The statistical analysis of the distinct items revealed that the seven groups of disorders obtained different scores in items 7, 8, 9, 10 and 13 (Fig. 7b-f). Item 13 considers whether the GL has been externally reviewed by experts prior to its publication. For this items, only 30 % of the documents obtained a score > 3, indicating that the majority did not undergo an external revision prior to submission for publication or did not provide sufficient information. Item 14 judges if a procedure for GL updating has been established and 73 % of the documents provided scarce information (score ≤3, data not shown).

This domain examines whether the RCs are specific and unambiguous, the different options for management are clearly presented and key RCs are easily identifiable. The range and mean ± SD of the overall score for this domain were 31–100 % and 74 % ± 20 %. Table 3 and Fig. 6d show that all the groups of disorders presented a comparable score for this domain and no statistically significant difference was observed. Only two documents (3.6 %), belonging to the disorders of energy metabolism (group H) and lysosomal and lysosomal-related organelles (group I), presented scores < 50 %.

This domain examines whether the GL describes facilitators and barriers to its application, explains how the RCs could be put into practice and considers the potential resource implications of applying the RCs. The range and mean ± SD of the overall score for this domain were 8–73 % and 39 % ± 16 % (Table 3 and Fig. 6e). Collectively, 76 % of all the identified documents had a score < 50 % and all the GLs and RCs about mineral absorption and transport (group G) and energy metabolism (group H) obtained scores < 50 %. Analyzing the distinct items, we observed that 38, 58, 80 and 24 % of the documents achieved scores ≤3 for item 18, 19, 20, and 21, respectively. In particular, for item 20 (potential cost impact of the GL) the majority of the identified GLs did not sufficiently consider the cost effectiveness or implications for budget of applying the recommendations (data not shown).

This domain assesses whether the views of the funding body have not influenced the content of the GL and whether the competing interests of GL development group members have been recorded and addressed. The range and mean ± SD of the overall score for this domain were 0–100 % and 41 % ± 35 %. (Table 3 and Fig. 6f). No statistically significant difference was observed among groups. Only 47 % of total GLs and RCs had a score ≥50 % and none of the documents related to disorders of energy metabolism (group H) and mineral absorption and transport (group G) reached this score for this domain.
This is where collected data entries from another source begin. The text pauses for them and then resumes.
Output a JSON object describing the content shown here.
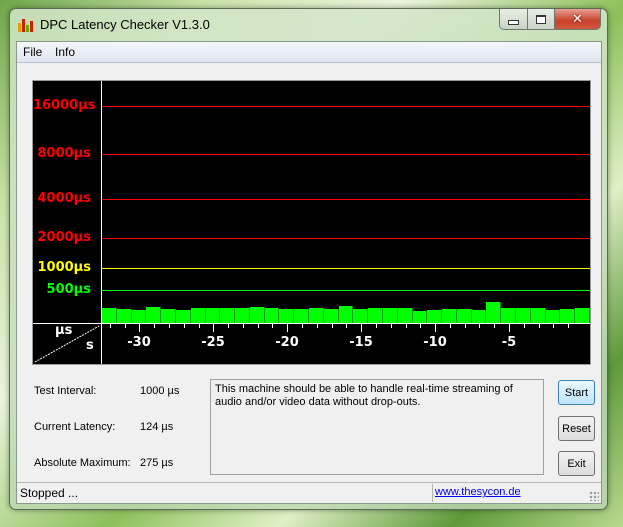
{
  "window": {
    "title": "DPC Latency Checker V1.3.0",
    "icon": "bar-chart-app-icon",
    "controls": {
      "minimize": "minimize-icon",
      "maximize": "maximize-icon",
      "close": "close-icon"
    }
  },
  "menu": [
    {
      "label": "File"
    },
    {
      "label": "Info"
    }
  ],
  "chart_data": {
    "type": "bar",
    "title": "",
    "xlabel": "s",
    "ylabel": "µs",
    "yscale": "log",
    "ylevels": [
      {
        "value": 16000,
        "label": "16000µs",
        "color": "#ff0000"
      },
      {
        "value": 8000,
        "label": "8000µs",
        "color": "#ff0000"
      },
      {
        "value": 4000,
        "label": "4000µs",
        "color": "#ff0000"
      },
      {
        "value": 2000,
        "label": "2000µs",
        "color": "#ff0000"
      },
      {
        "value": 1000,
        "label": "1000µs",
        "color": "#ffff00"
      },
      {
        "value": 500,
        "label": "500µs",
        "color": "#00ff00"
      }
    ],
    "xticks": [
      {
        "value": -30,
        "label": "-30"
      },
      {
        "value": -25,
        "label": "-25"
      },
      {
        "value": -20,
        "label": "-20"
      },
      {
        "value": -15,
        "label": "-15"
      },
      {
        "value": -10,
        "label": "-10"
      },
      {
        "value": -5,
        "label": "-5"
      }
    ],
    "xlim": [
      -33,
      0
    ],
    "bar_color": "#00ff00",
    "values": [
      170,
      160,
      150,
      185,
      160,
      150,
      170,
      170,
      170,
      170,
      190,
      180,
      160,
      160,
      180,
      160,
      200,
      160,
      170,
      180,
      170,
      140,
      150,
      160,
      160,
      150,
      275,
      170,
      170,
      170,
      150,
      160,
      175
    ]
  },
  "info": {
    "test_interval_label": "Test Interval:",
    "test_interval_value": "1000 µs",
    "current_latency_label": "Current Latency:",
    "current_latency_value": "124 µs",
    "absolute_max_label": "Absolute Maximum:",
    "absolute_max_value": "275 µs"
  },
  "message": "This machine should be able to handle real-time streaming of audio and/or video data without drop-outs.",
  "buttons": {
    "start": "Start",
    "reset": "Reset",
    "exit": "Exit"
  },
  "status": {
    "text": "Stopped ...",
    "link": "www.thesycon.de"
  }
}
We next focused on two lysosomal storage disorders, Gaucher disease and Fabry disease, encompassed by seven and eight different GLs and RCs, respectively. Gaucher disease is an inherited disorder with an estimated birth prevalence of 1:40,000 to 1:60,000, caused by deficient activity of the lysosomal enzyme glucocerebrosidase [11, 12]. Fabry disease affects approximately 1:40,000-170,000 individuals and it is caused by a deficiency of the lysosomal hydrolase α- galactosidase A [13].
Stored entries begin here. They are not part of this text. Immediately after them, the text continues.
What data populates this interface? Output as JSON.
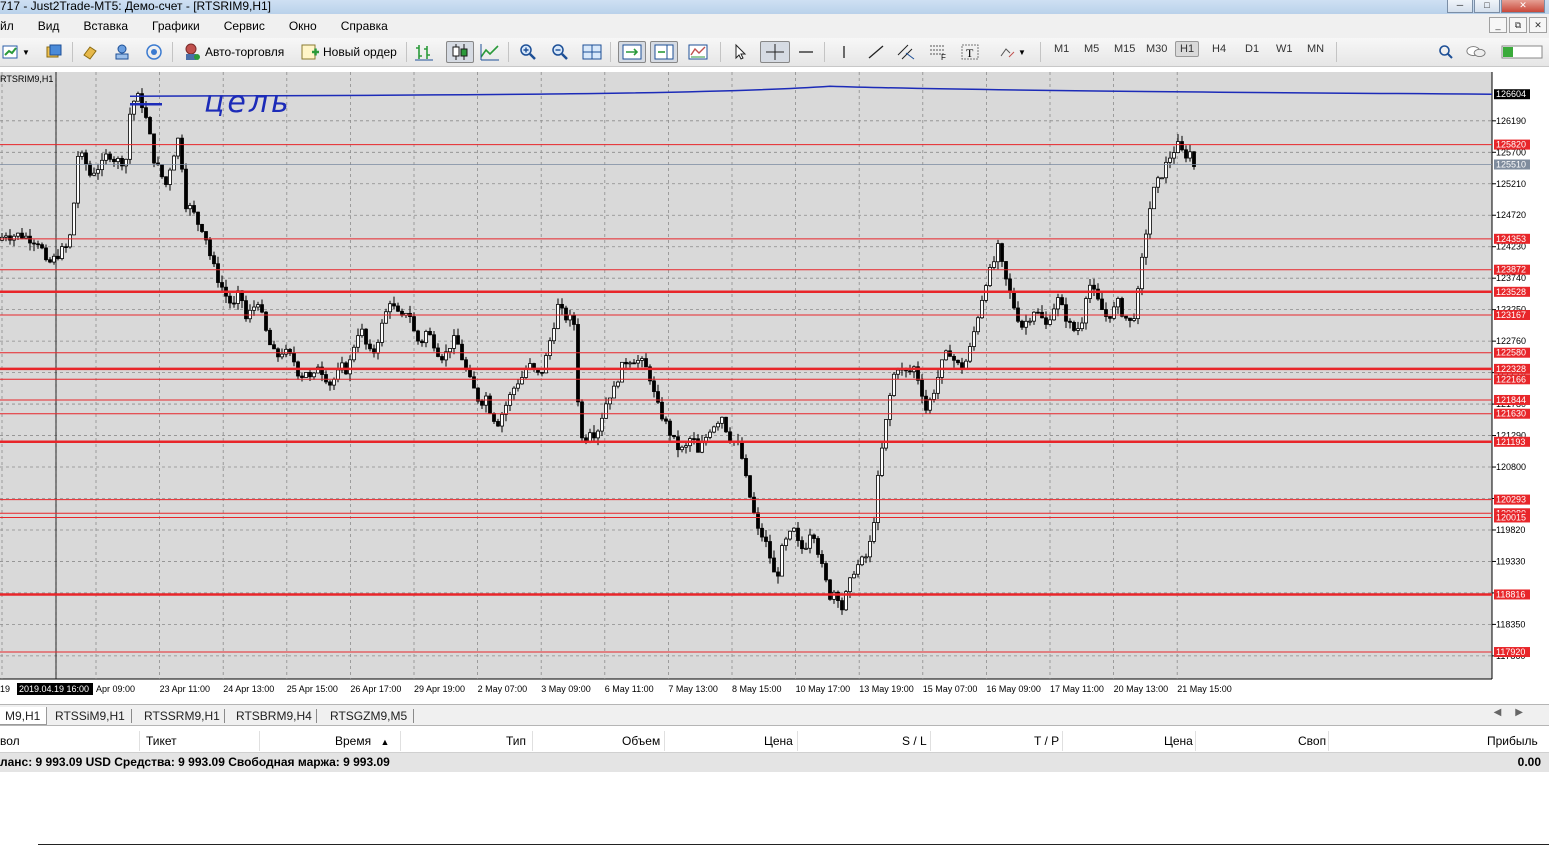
{
  "window": {
    "title": "717 - Just2Trade-MT5: Демо-счет - [RTSRIM9,H1]",
    "minimize": "─",
    "maximize": "□",
    "close": "✕"
  },
  "menu": {
    "items": [
      "йл",
      "Вид",
      "Вставка",
      "Графики",
      "Сервис",
      "Окно",
      "Справка"
    ],
    "mdi": [
      "_",
      "⧉",
      "✕"
    ]
  },
  "toolbar": {
    "autotrade_label": "Авто-торговля",
    "neworder_label": "Новый ордер",
    "timeframes": [
      "M1",
      "M5",
      "M15",
      "M30",
      "H1",
      "H4",
      "D1",
      "W1",
      "MN"
    ],
    "active_timeframe": "H1"
  },
  "chart": {
    "symbol_label": "RTSRIM9,H1",
    "annotation_text": "цель",
    "cursor_time": "2019.04.19 16:00",
    "bg_color": "#d9d9d9",
    "level_color": "#e8262a",
    "candle_color": "#000000",
    "grid_color": "#8c8c8c"
  },
  "chart_data": {
    "type": "candlestick",
    "symbol": "RTSRIM9",
    "timeframe": "H1",
    "y_ticks": [
      126190,
      125700,
      125210,
      124720,
      124230,
      123740,
      123250,
      122760,
      122270,
      121780,
      121290,
      120800,
      120310,
      119820,
      119330,
      118840,
      118350,
      117860
    ],
    "x_ticks": [
      "19",
      "2019.04.19 16:00",
      "Apr 09:00",
      "23 Apr 11:00",
      "24 Apr 13:00",
      "25 Apr 15:00",
      "26 Apr 17:00",
      "29 Apr 19:00",
      "2 May 07:00",
      "3 May 09:00",
      "6 May 11:00",
      "7 May 13:00",
      "8 May 15:00",
      "10 May 17:00",
      "13 May 19:00",
      "15 May 07:00",
      "16 May 09:00",
      "17 May 11:00",
      "20 May 13:00",
      "21 May 15:00"
    ],
    "ylim": [
      117500,
      126950
    ],
    "current_price": 125510,
    "top_line_price": 126604,
    "levels": [
      {
        "price": 125820,
        "bold": false
      },
      {
        "price": 124353,
        "bold": false
      },
      {
        "price": 123872,
        "bold": false
      },
      {
        "price": 123528,
        "bold": true
      },
      {
        "price": 123167,
        "bold": false
      },
      {
        "price": 122580,
        "bold": false
      },
      {
        "price": 122328,
        "bold": true
      },
      {
        "price": 122166,
        "bold": false
      },
      {
        "price": 121844,
        "bold": false
      },
      {
        "price": 121630,
        "bold": false
      },
      {
        "price": 121193,
        "bold": true
      },
      {
        "price": 120293,
        "bold": false
      },
      {
        "price": 120080,
        "bold": false
      },
      {
        "price": 120015,
        "bold": false
      },
      {
        "price": 118816,
        "bold": true
      },
      {
        "price": 117920,
        "bold": false
      }
    ],
    "price_path": [
      [
        0,
        124330
      ],
      [
        5,
        124450
      ],
      [
        10,
        124400
      ],
      [
        20,
        124420
      ],
      [
        30,
        124360
      ],
      [
        40,
        124300
      ],
      [
        46,
        123950
      ],
      [
        52,
        124000
      ],
      [
        60,
        124150
      ],
      [
        68,
        124230
      ],
      [
        72,
        124550
      ],
      [
        78,
        125650
      ],
      [
        84,
        125600
      ],
      [
        90,
        125350
      ],
      [
        96,
        125450
      ],
      [
        102,
        125500
      ],
      [
        108,
        125700
      ],
      [
        114,
        125600
      ],
      [
        120,
        125550
      ],
      [
        126,
        125600
      ],
      [
        130,
        126300
      ],
      [
        136,
        126600
      ],
      [
        142,
        126450
      ],
      [
        148,
        126100
      ],
      [
        154,
        125600
      ],
      [
        160,
        125380
      ],
      [
        166,
        125200
      ],
      [
        172,
        125600
      ],
      [
        178,
        125900
      ],
      [
        182,
        125500
      ],
      [
        186,
        124900
      ],
      [
        192,
        124800
      ],
      [
        198,
        124600
      ],
      [
        204,
        124500
      ],
      [
        210,
        124100
      ],
      [
        216,
        123800
      ],
      [
        222,
        123600
      ],
      [
        228,
        123400
      ],
      [
        234,
        123300
      ],
      [
        240,
        123550
      ],
      [
        246,
        123100
      ],
      [
        252,
        123250
      ],
      [
        258,
        123400
      ],
      [
        264,
        123000
      ],
      [
        270,
        122700
      ],
      [
        276,
        122500
      ],
      [
        282,
        122600
      ],
      [
        288,
        122550
      ],
      [
        294,
        122450
      ],
      [
        300,
        122200
      ],
      [
        306,
        122300
      ],
      [
        312,
        122100
      ],
      [
        318,
        122400
      ],
      [
        324,
        122250
      ],
      [
        330,
        122100
      ],
      [
        336,
        122200
      ],
      [
        342,
        122350
      ],
      [
        348,
        122300
      ],
      [
        354,
        122700
      ],
      [
        360,
        123000
      ],
      [
        366,
        122700
      ],
      [
        372,
        122500
      ],
      [
        378,
        122800
      ],
      [
        384,
        123100
      ],
      [
        390,
        123400
      ],
      [
        396,
        123200
      ],
      [
        402,
        123100
      ],
      [
        408,
        123300
      ],
      [
        414,
        122900
      ],
      [
        420,
        122700
      ],
      [
        426,
        122900
      ],
      [
        432,
        122800
      ],
      [
        438,
        122600
      ],
      [
        444,
        122500
      ],
      [
        450,
        122700
      ],
      [
        456,
        122800
      ],
      [
        462,
        122500
      ],
      [
        468,
        122200
      ],
      [
        474,
        122000
      ],
      [
        480,
        121800
      ],
      [
        486,
        121900
      ],
      [
        492,
        121600
      ],
      [
        498,
        121500
      ],
      [
        504,
        121700
      ],
      [
        510,
        121900
      ],
      [
        516,
        122100
      ],
      [
        522,
        122200
      ],
      [
        528,
        122400
      ],
      [
        534,
        122300
      ],
      [
        540,
        122200
      ],
      [
        546,
        122500
      ],
      [
        552,
        122900
      ],
      [
        558,
        123300
      ],
      [
        564,
        123150
      ],
      [
        570,
        123100
      ],
      [
        576,
        123000
      ],
      [
        579,
        121300
      ],
      [
        584,
        121200
      ],
      [
        590,
        121400
      ],
      [
        596,
        121300
      ],
      [
        602,
        121600
      ],
      [
        608,
        121900
      ],
      [
        614,
        122000
      ],
      [
        620,
        122300
      ],
      [
        626,
        122450
      ],
      [
        632,
        122500
      ],
      [
        638,
        122450
      ],
      [
        644,
        122400
      ],
      [
        650,
        122200
      ],
      [
        656,
        121800
      ],
      [
        662,
        121600
      ],
      [
        668,
        121400
      ],
      [
        674,
        121200
      ],
      [
        680,
        121050
      ],
      [
        686,
        121100
      ],
      [
        692,
        121300
      ],
      [
        698,
        121000
      ],
      [
        704,
        121200
      ],
      [
        710,
        121400
      ],
      [
        716,
        121500
      ],
      [
        722,
        121600
      ],
      [
        728,
        121300
      ],
      [
        734,
        121200
      ],
      [
        740,
        121100
      ],
      [
        746,
        120600
      ],
      [
        752,
        120200
      ],
      [
        758,
        119800
      ],
      [
        764,
        119700
      ],
      [
        770,
        119400
      ],
      [
        776,
        119000
      ],
      [
        782,
        119500
      ],
      [
        788,
        119700
      ],
      [
        794,
        119800
      ],
      [
        800,
        119500
      ],
      [
        806,
        119600
      ],
      [
        812,
        119900
      ],
      [
        818,
        119500
      ],
      [
        824,
        119100
      ],
      [
        830,
        118800
      ],
      [
        836,
        118900
      ],
      [
        842,
        118600
      ],
      [
        848,
        118900
      ],
      [
        854,
        119200
      ],
      [
        860,
        119300
      ],
      [
        866,
        119400
      ],
      [
        872,
        119700
      ],
      [
        878,
        120600
      ],
      [
        884,
        121300
      ],
      [
        890,
        121900
      ],
      [
        896,
        122400
      ],
      [
        902,
        122300
      ],
      [
        908,
        122250
      ],
      [
        914,
        122350
      ],
      [
        920,
        122100
      ],
      [
        926,
        121700
      ],
      [
        932,
        121900
      ],
      [
        938,
        122200
      ],
      [
        944,
        122500
      ],
      [
        950,
        122600
      ],
      [
        956,
        122400
      ],
      [
        962,
        122350
      ],
      [
        968,
        122500
      ],
      [
        974,
        122900
      ],
      [
        980,
        123300
      ],
      [
        986,
        123700
      ],
      [
        992,
        123900
      ],
      [
        998,
        124200
      ],
      [
        1004,
        123800
      ],
      [
        1010,
        123500
      ],
      [
        1016,
        123200
      ],
      [
        1022,
        123000
      ],
      [
        1028,
        123100
      ],
      [
        1034,
        123250
      ],
      [
        1040,
        123150
      ],
      [
        1046,
        123000
      ],
      [
        1052,
        123250
      ],
      [
        1058,
        123400
      ],
      [
        1064,
        123200
      ],
      [
        1070,
        123000
      ],
      [
        1076,
        122900
      ],
      [
        1082,
        123100
      ],
      [
        1088,
        123700
      ],
      [
        1094,
        123500
      ],
      [
        1100,
        123300
      ],
      [
        1106,
        123150
      ],
      [
        1112,
        123200
      ],
      [
        1118,
        123350
      ],
      [
        1124,
        123150
      ],
      [
        1130,
        123050
      ],
      [
        1136,
        123250
      ],
      [
        1142,
        124000
      ],
      [
        1148,
        124700
      ],
      [
        1154,
        125100
      ],
      [
        1160,
        125300
      ],
      [
        1166,
        125500
      ],
      [
        1172,
        125700
      ],
      [
        1178,
        125800
      ],
      [
        1184,
        125650
      ],
      [
        1190,
        125700
      ],
      [
        1194,
        125500
      ]
    ]
  },
  "tabs": {
    "items": [
      "M9,H1",
      "RTSSiM9,H1",
      "RTSSRM9,H1",
      "RTSBRM9,H4",
      "RTSGZM9,M5"
    ],
    "active_index": 0,
    "arrows": "◀▶"
  },
  "terminal": {
    "columns": [
      "вол",
      "Тикет",
      "Время",
      "Тип",
      "Объем",
      "Цена",
      "S / L",
      "T / P",
      "Цена",
      "Своп",
      "Прибыль"
    ],
    "sort_indicator": "▲",
    "balance_text": "ланс: 9 993.09 USD  Средства: 9 993.09  Свободная маржа: 9 993.09",
    "profit_total": "0.00"
  }
}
The aim was to determine whether the quality and rigour of the GLs and RCs improved over time. For this purpose, the scores referring to domains 1–6 and to the OQA domain were analyzed. For Gaucher disease, we did not find an increase in the scores referring to domains 1–6. However, a statistically significant increase in the OQA was observed (Additional file 1: Table S1 and Fig. 8a and b).

By contrast, for Fabry disease no improvement was observed in none of the appraised domains (Fig. 8c and d).